Nicola Margiotta Jr., diretor administrativo e financeiro do IBI, destacou a escala do problema e a necessidade de parcerias. “Santos movimenta volumes imensos de dragagem, com desafios em licenças e áreas de descarte. Soluções integradas, como reúso em obras costeiras, demandam colaboração academia-indústria-governo. A nova sede do IBI em Santos será hub para superar barreiras regulatórias, alinhando regulação a tecnologias que geram valor econômico e reduzem impactos ambientais.”
Mateus Novaes, gerente de Dragagem da Autoridade Portuária de Santos (APS), delineou o panorama operacional nacional. “No Brasil, a dragagem em Santos requer estudos detalhados de caracterização para reúso benéfico, como replenishment de praias ou proteção costeira. Barreiras incluem escassez de áreas de descarte e licenças rigorosas. Investimentos em P&D pela APS visam processos otimizados, evitando deterioração de infraestruturas e promovendo sustentabilidade a longo prazo.”
Experiência Internacional e Reúso
Os debates contaram com a participação de Ricardo Delfim, diretor comercial da Jan De Nul. Em sua fala, o executivo trouxe exemplos práticos de projetos de dragagem, destacando o reúso sustentável de sedimentos e mostrando como transformar “lixo” ambiental em soluções úteis, econômicas e ecológicas.
“Em projetos como a recuperação de 9 km de costa em Santa Catarina e Itapoá, dragamos 11,9 milhões de m³, reutilizando 5,7 milhões em praias e dunas, com recomposição vegetal de 800 mil m². No Equador, o contrato de 25 anos na Hidrovia do Rio Guayas mantém 95 km marítimos e 90 km fluviais, com 7 a 10 milhões de m³ anuais, garantindo profundidades 24/7 via aporte privado. Iniciativas como Aqua Forest restauram manguezais com sedimentos dragados, sequestrando carbono 4 vezes mais que florestas tropicais e gerando empregos locais, provando viabilidade econômica com redução de frete e atratividade regional”, explicou.
Rafael Pileggi, professor da Escola Politécnica da USP, apresentou avanços acadêmicos em reúso de resíduos marinhos.

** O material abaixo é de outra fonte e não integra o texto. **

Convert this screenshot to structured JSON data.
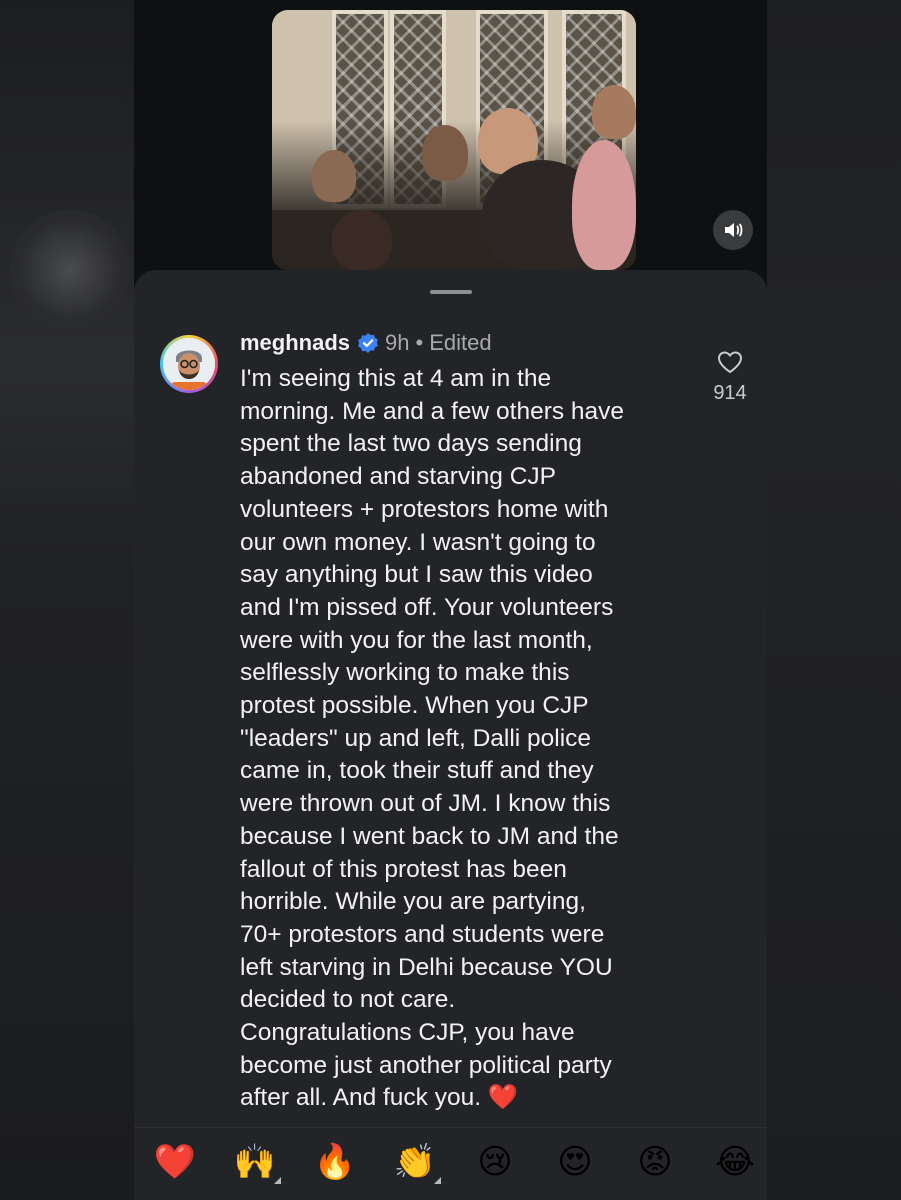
{
  "comment": {
    "username": "meghnads",
    "time": "9h",
    "edited": "Edited",
    "text": "I'm seeing this at 4 am in the\nmorning. Me and a few others have\nspent the last two days sending\nabandoned and starving CJP\nvolunteers + protestors home with\nour own money. I wasn't going to\nsay anything but I saw this video\nand I'm pissed off. Your volunteers\nwere with you for the last month,\nselflessly working to make this\nprotest possible. When you CJP\n\"leaders\" up and left, Dalli police\ncame in, took their stuff and they\nwere thrown out of JM. I know this\nbecause I went back to JM and the\nfallout of this protest has been\nhorrible. While you are partying,\n70+ protestors and students were\nleft starving in Delhi because YOU\ndecided to not care.\nCongratulations CJP, you have\nbecome just another political party\nafter all. And fuck you. ❤️",
    "likes": "914"
  },
  "icons": {
    "verified": "verified-badge-icon",
    "like": "heart-outline-icon",
    "mute": "speaker-icon"
  },
  "colors": {
    "verified_blue": "#3b82f6",
    "sheet_bg": "#232428",
    "heart_red": "#e0262a"
  },
  "reactions": [
    {
      "emoji": "❤️",
      "name": "red-heart"
    },
    {
      "emoji": "🙌",
      "name": "raising-hands"
    },
    {
      "emoji": "🔥",
      "name": "fire"
    },
    {
      "emoji": "👏",
      "name": "clapping-hands"
    },
    {
      "emoji": "😢",
      "name": "crying-face"
    },
    {
      "emoji": "😍",
      "name": "heart-eyes"
    },
    {
      "emoji": "😡",
      "name": "angry-face"
    },
    {
      "emoji": "😂",
      "name": "tears-of-joy"
    }
  ]
}
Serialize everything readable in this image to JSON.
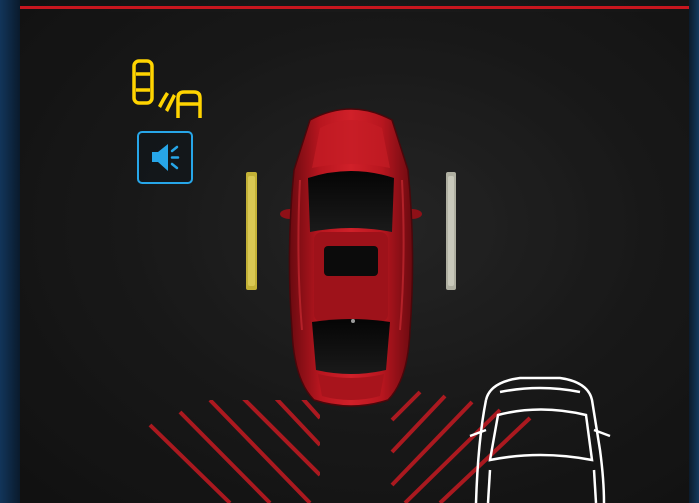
{
  "scene": {
    "description_colors": {
      "frame_accent": "#c8161e",
      "car_body": "#a8141c",
      "warning_stripes": "#d01a22",
      "lane_indicator_left": "#d6c23a",
      "lane_indicator_right": "#c9c9b8",
      "other_vehicle_outline": "#ffffff"
    }
  },
  "icons": {
    "blind_spot_monitor": {
      "name": "blind-spot-monitor-icon",
      "color": "#ffd400"
    },
    "audio_alert": {
      "name": "audio-alert-speaker-icon",
      "color": "#27a6e8"
    }
  },
  "indicators": {
    "left_lane": {
      "name": "left-lane-indicator"
    },
    "right_lane": {
      "name": "right-lane-indicator"
    },
    "rear_warning": {
      "name": "rear-cross-traffic-warning-zone"
    }
  }
}
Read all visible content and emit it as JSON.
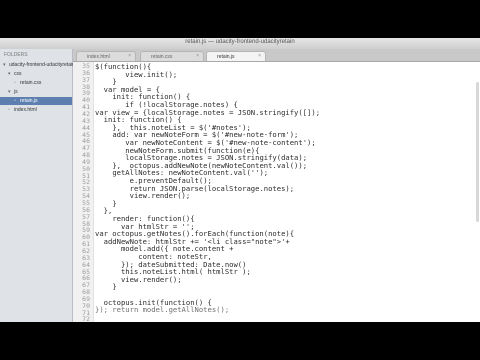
{
  "titlebar": {
    "text": "retain.js — udacity-frontend-udacityretain"
  },
  "tabs": [
    {
      "label": "index.html",
      "active": false
    },
    {
      "label": "retain.css",
      "active": false
    },
    {
      "label": "retain.js",
      "active": true
    }
  ],
  "sidebar": {
    "header": "FOLDERS",
    "items": [
      {
        "label": "udacity-frontend-udacityretain",
        "indent": 0,
        "icon": "folder-open",
        "selected": false
      },
      {
        "label": "css",
        "indent": 1,
        "icon": "folder-open",
        "selected": false
      },
      {
        "label": "retain.css",
        "indent": 2,
        "icon": "file",
        "selected": false
      },
      {
        "label": "js",
        "indent": 1,
        "icon": "folder-open",
        "selected": false
      },
      {
        "label": "retain.js",
        "indent": 2,
        "icon": "file",
        "selected": true
      },
      {
        "label": "index.html",
        "indent": 1,
        "icon": "file",
        "selected": false
      }
    ]
  },
  "gutter": {
    "line_numbers": [
      "35",
      "36",
      "37",
      "38",
      "39",
      "40",
      "41",
      "42",
      "43",
      "44",
      "45",
      "46",
      "47",
      "48",
      "49",
      "50",
      "51",
      "52",
      "53",
      "54",
      "55",
      "56",
      "57",
      "58",
      "59",
      "60",
      "61",
      "62",
      "63",
      "64",
      "65",
      "66",
      "67",
      "68",
      "69",
      "70",
      "71",
      "72",
      "73"
    ]
  },
  "code_lines": [
    {
      "text": "$(function(){",
      "indent": 0,
      "faint": false
    },
    {
      "text": "view.init();",
      "indent": 7,
      "faint": false
    },
    {
      "text": "}",
      "indent": 4,
      "faint": false
    },
    {
      "text": "var model = {",
      "indent": 2,
      "faint": false
    },
    {
      "text": "init: function() {",
      "indent": 4,
      "faint": false
    },
    {
      "text": "if (!localStorage.notes) {",
      "indent": 7,
      "faint": false
    },
    {
      "text": "var view = {localStorage.notes = JSON.stringify([]);",
      "indent": 0,
      "faint": false
    },
    {
      "text": "init: function() {",
      "indent": 2,
      "faint": false
    },
    {
      "text": "},  this.noteList = $('#notes');",
      "indent": 4,
      "faint": false
    },
    {
      "text": "add: var newNoteForm = $('#new-note-form');",
      "indent": 4,
      "faint": false
    },
    {
      "text": "var newNoteContent = $('#new-note-content');",
      "indent": 7,
      "faint": false
    },
    {
      "text": "newNoteForm.submit(function(e){",
      "indent": 7,
      "faint": false
    },
    {
      "text": "localStorage.notes = JSON.stringify(data);",
      "indent": 7,
      "faint": false
    },
    {
      "text": "},  octopus.addNewNote(newNoteContent.val());",
      "indent": 4,
      "faint": false
    },
    {
      "text": "getAllNotes: newNoteContent.val('');",
      "indent": 4,
      "faint": false
    },
    {
      "text": "e.preventDefault();",
      "indent": 8,
      "faint": false
    },
    {
      "text": "return JSON.parse(localStorage.notes);",
      "indent": 8,
      "faint": false
    },
    {
      "text": "view.render();",
      "indent": 8,
      "faint": false
    },
    {
      "text": "}",
      "indent": 4,
      "faint": false
    },
    {
      "text": "},",
      "indent": 2,
      "faint": false
    },
    {
      "text": "render: function(){",
      "indent": 4,
      "faint": false
    },
    {
      "text": "var htmlStr = '';",
      "indent": 6,
      "faint": false
    },
    {
      "text": "var octopus.getNotes().forEach(function(note){",
      "indent": 0,
      "faint": false
    },
    {
      "text": "addNewNote: htmlStr += '<li class=\"note\">'+",
      "indent": 2,
      "faint": false
    },
    {
      "text": "model.add({ note.content +",
      "indent": 6,
      "faint": false
    },
    {
      "text": "content: noteStr,",
      "indent": 10,
      "faint": false
    },
    {
      "text": "}); dateSubmitted: Date.now()",
      "indent": 6,
      "faint": false
    },
    {
      "text": "this.noteList.html( htmlStr );",
      "indent": 6,
      "faint": false
    },
    {
      "text": "view.render();",
      "indent": 6,
      "faint": false
    },
    {
      "text": "}",
      "indent": 4,
      "faint": false
    },
    {
      "text": "",
      "indent": 0,
      "faint": false
    },
    {
      "text": "octopus.init(function() {",
      "indent": 2,
      "faint": false
    },
    {
      "text": "}); return model.getAllNotes();",
      "indent": 0,
      "faint": true
    }
  ]
}
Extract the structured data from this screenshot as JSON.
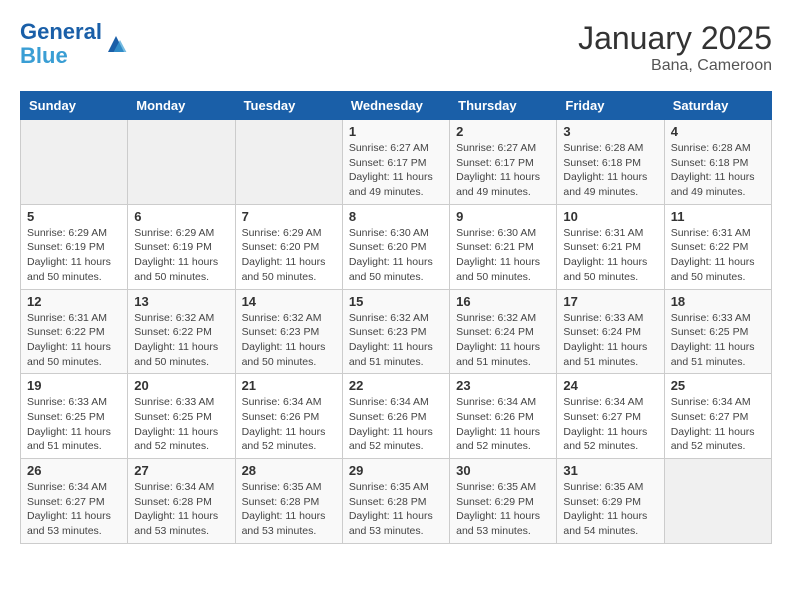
{
  "header": {
    "logo_line1": "General",
    "logo_line2": "Blue",
    "title": "January 2025",
    "subtitle": "Bana, Cameroon"
  },
  "weekdays": [
    "Sunday",
    "Monday",
    "Tuesday",
    "Wednesday",
    "Thursday",
    "Friday",
    "Saturday"
  ],
  "weeks": [
    [
      {
        "day": "",
        "info": ""
      },
      {
        "day": "",
        "info": ""
      },
      {
        "day": "",
        "info": ""
      },
      {
        "day": "1",
        "info": "Sunrise: 6:27 AM\nSunset: 6:17 PM\nDaylight: 11 hours\nand 49 minutes."
      },
      {
        "day": "2",
        "info": "Sunrise: 6:27 AM\nSunset: 6:17 PM\nDaylight: 11 hours\nand 49 minutes."
      },
      {
        "day": "3",
        "info": "Sunrise: 6:28 AM\nSunset: 6:18 PM\nDaylight: 11 hours\nand 49 minutes."
      },
      {
        "day": "4",
        "info": "Sunrise: 6:28 AM\nSunset: 6:18 PM\nDaylight: 11 hours\nand 49 minutes."
      }
    ],
    [
      {
        "day": "5",
        "info": "Sunrise: 6:29 AM\nSunset: 6:19 PM\nDaylight: 11 hours\nand 50 minutes."
      },
      {
        "day": "6",
        "info": "Sunrise: 6:29 AM\nSunset: 6:19 PM\nDaylight: 11 hours\nand 50 minutes."
      },
      {
        "day": "7",
        "info": "Sunrise: 6:29 AM\nSunset: 6:20 PM\nDaylight: 11 hours\nand 50 minutes."
      },
      {
        "day": "8",
        "info": "Sunrise: 6:30 AM\nSunset: 6:20 PM\nDaylight: 11 hours\nand 50 minutes."
      },
      {
        "day": "9",
        "info": "Sunrise: 6:30 AM\nSunset: 6:21 PM\nDaylight: 11 hours\nand 50 minutes."
      },
      {
        "day": "10",
        "info": "Sunrise: 6:31 AM\nSunset: 6:21 PM\nDaylight: 11 hours\nand 50 minutes."
      },
      {
        "day": "11",
        "info": "Sunrise: 6:31 AM\nSunset: 6:22 PM\nDaylight: 11 hours\nand 50 minutes."
      }
    ],
    [
      {
        "day": "12",
        "info": "Sunrise: 6:31 AM\nSunset: 6:22 PM\nDaylight: 11 hours\nand 50 minutes."
      },
      {
        "day": "13",
        "info": "Sunrise: 6:32 AM\nSunset: 6:22 PM\nDaylight: 11 hours\nand 50 minutes."
      },
      {
        "day": "14",
        "info": "Sunrise: 6:32 AM\nSunset: 6:23 PM\nDaylight: 11 hours\nand 50 minutes."
      },
      {
        "day": "15",
        "info": "Sunrise: 6:32 AM\nSunset: 6:23 PM\nDaylight: 11 hours\nand 51 minutes."
      },
      {
        "day": "16",
        "info": "Sunrise: 6:32 AM\nSunset: 6:24 PM\nDaylight: 11 hours\nand 51 minutes."
      },
      {
        "day": "17",
        "info": "Sunrise: 6:33 AM\nSunset: 6:24 PM\nDaylight: 11 hours\nand 51 minutes."
      },
      {
        "day": "18",
        "info": "Sunrise: 6:33 AM\nSunset: 6:25 PM\nDaylight: 11 hours\nand 51 minutes."
      }
    ],
    [
      {
        "day": "19",
        "info": "Sunrise: 6:33 AM\nSunset: 6:25 PM\nDaylight: 11 hours\nand 51 minutes."
      },
      {
        "day": "20",
        "info": "Sunrise: 6:33 AM\nSunset: 6:25 PM\nDaylight: 11 hours\nand 52 minutes."
      },
      {
        "day": "21",
        "info": "Sunrise: 6:34 AM\nSunset: 6:26 PM\nDaylight: 11 hours\nand 52 minutes."
      },
      {
        "day": "22",
        "info": "Sunrise: 6:34 AM\nSunset: 6:26 PM\nDaylight: 11 hours\nand 52 minutes."
      },
      {
        "day": "23",
        "info": "Sunrise: 6:34 AM\nSunset: 6:26 PM\nDaylight: 11 hours\nand 52 minutes."
      },
      {
        "day": "24",
        "info": "Sunrise: 6:34 AM\nSunset: 6:27 PM\nDaylight: 11 hours\nand 52 minutes."
      },
      {
        "day": "25",
        "info": "Sunrise: 6:34 AM\nSunset: 6:27 PM\nDaylight: 11 hours\nand 52 minutes."
      }
    ],
    [
      {
        "day": "26",
        "info": "Sunrise: 6:34 AM\nSunset: 6:27 PM\nDaylight: 11 hours\nand 53 minutes."
      },
      {
        "day": "27",
        "info": "Sunrise: 6:34 AM\nSunset: 6:28 PM\nDaylight: 11 hours\nand 53 minutes."
      },
      {
        "day": "28",
        "info": "Sunrise: 6:35 AM\nSunset: 6:28 PM\nDaylight: 11 hours\nand 53 minutes."
      },
      {
        "day": "29",
        "info": "Sunrise: 6:35 AM\nSunset: 6:28 PM\nDaylight: 11 hours\nand 53 minutes."
      },
      {
        "day": "30",
        "info": "Sunrise: 6:35 AM\nSunset: 6:29 PM\nDaylight: 11 hours\nand 53 minutes."
      },
      {
        "day": "31",
        "info": "Sunrise: 6:35 AM\nSunset: 6:29 PM\nDaylight: 11 hours\nand 54 minutes."
      },
      {
        "day": "",
        "info": ""
      }
    ]
  ]
}
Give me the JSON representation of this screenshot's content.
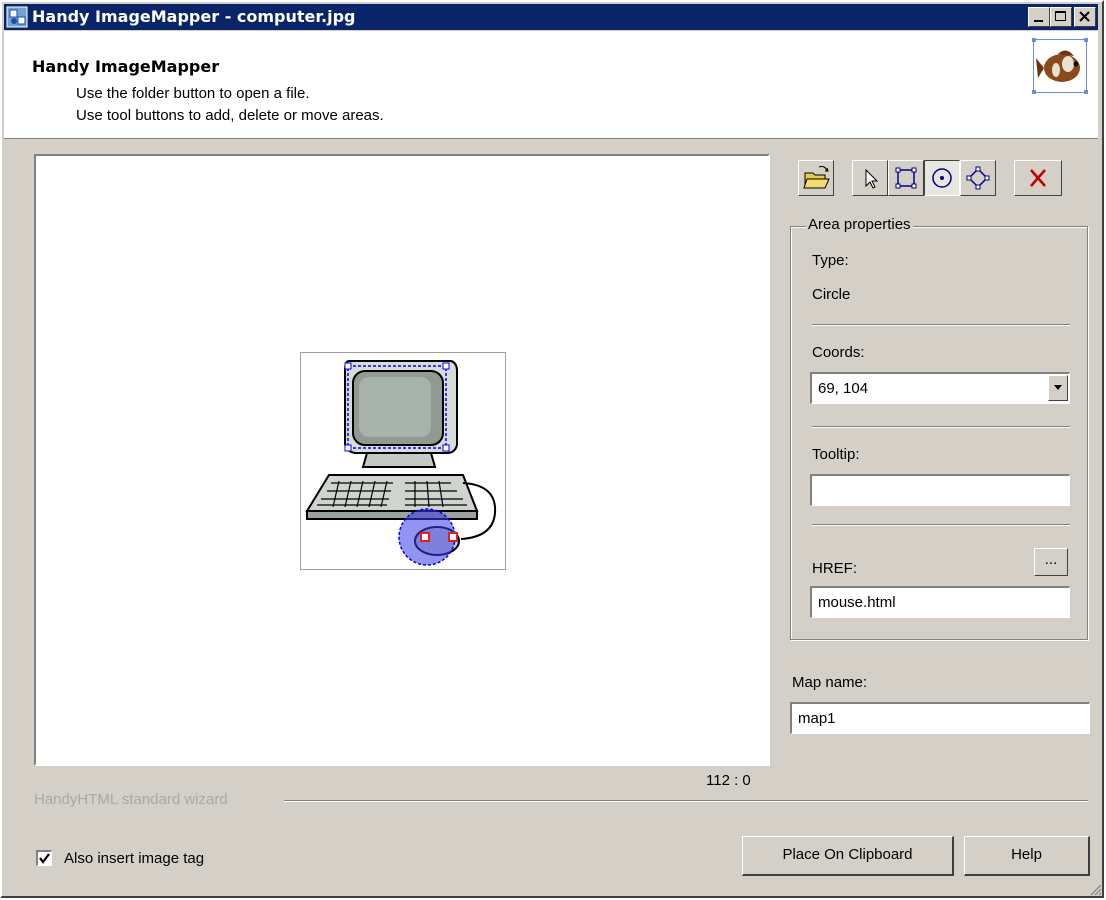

“Sedimentos dragados podem virar barreiras acústicas como o GEOWALL®, blocos de recife no Ems-Dollard ou terra compactada estabilizada para construção. Na economia circular, combinamos com rejeitos minerais – como bauxita para pavimentos de alta resistência ou coprodutos de cobre e níquel para materiais cimentícios. Soluções como ‘living seawalls’ e corais artificiais fixam CO₂ extra, promovem biodiversidade e integram ‘infra azulverde’, acelerando inovações para construção descarbonizada em megacidades.”
Soluções Verdes
Érick Aeck, diretor da Van Oord no Brasil, defendeu estratégias híbridas. Defendeu a proposta da Green Gray Infrastructure, que combina engenharia convencional com soluções naturais. Isso é feito por meio de dragagem seletiva (remover só o necessário, evitando excessos) e monitoramento em tempo real, usando sensores e dados ao vivo para precisão.
“Adotamos Green Gray Infrastructure, mesclando engenharia tradicional com elementos naturais via dragagem seletiva e monitoramento em tempo real. Cases europeus mostram reúso em nourricement de praias viável economicamente, mas no Brasil, regulação fragmentada trava avanços. Políticas para P&D e concessões flexíveis impulsionam inovações que minimizam erosão e elevam resiliência climática.”